The first two tapers on each piece (on opposite sides) go pretty quickly in the face vise. If you work to opposite sides, the other profile is still square and therefore easily held in the vise (in my case, a leg vise). Do that eight times.
If you have a twin screw vise that can hold tapers securely, great. Stay at the face vise. But I don’t, so I move to the tail vise. Pinched between the dogs, the legs sit flush to the bench on the tapers I had just planed to make a square taper on all faces. Do that eight times.
Now lay out the octagon(s). If you have a lathe and will taper across the entire length, you’re nearly done at the workbench. But I don’t have a lathe and I like to start the taper where the round tenon ends, so in addition to the octagon at the foot, I also lay out an octagon on the top where the tenon will go. A cradle jig that goes in the tail vise holds the work and I taper from square down to octagon at the foot and also from square down to an octagon at the top. Do that thirty-two times (16 long tapers and 16 short tapers).
That short taper makes it easier to center the round tenon cutter I have for my drill driver, btw. I use a 1 1/2″ tenon cutter, but that’s just a rough cut. With chisel, spokeshave and rasp I take that round tenon down to 1 3/8″ to ensure it’s centered on the blank (it rarely is straight off the tenon cutter). It also helps to bore a 1 3/8″ hole in some hardwood (or at least wood that is harder than your blank) with the bit you’ll use for the mortise to test the fit now and again.
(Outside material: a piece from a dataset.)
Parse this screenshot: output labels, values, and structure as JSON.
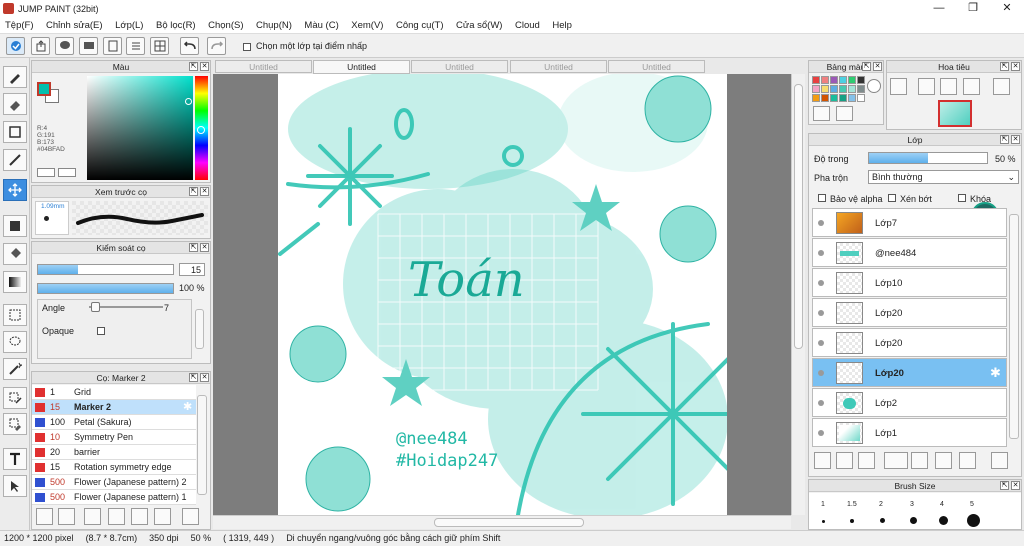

Do this four times.
Finally, I go back to the corners (where they were tapered from square to octagon) and plane in the full tapered octagon from the tenon to the foot. I find taking the facets down evenly first (so the facet is parallel from the tenon to the foot), and then incrementally increasing the facet width at the top near the tenon by counting strokes, works best. Again, if you taper the full length, this step is unnecessary.
It goes without saying, but I did one leg first to work out the process and then batched out the other three with the process described above. Are they perfect? Of course not. But we are not machines (and should not strive to be machines). And I enjoy the hand made aesthetic far more than machine-wrought perfection.
There is a great rhythm one can get into when batching out parts at the bench. Hehe, batching.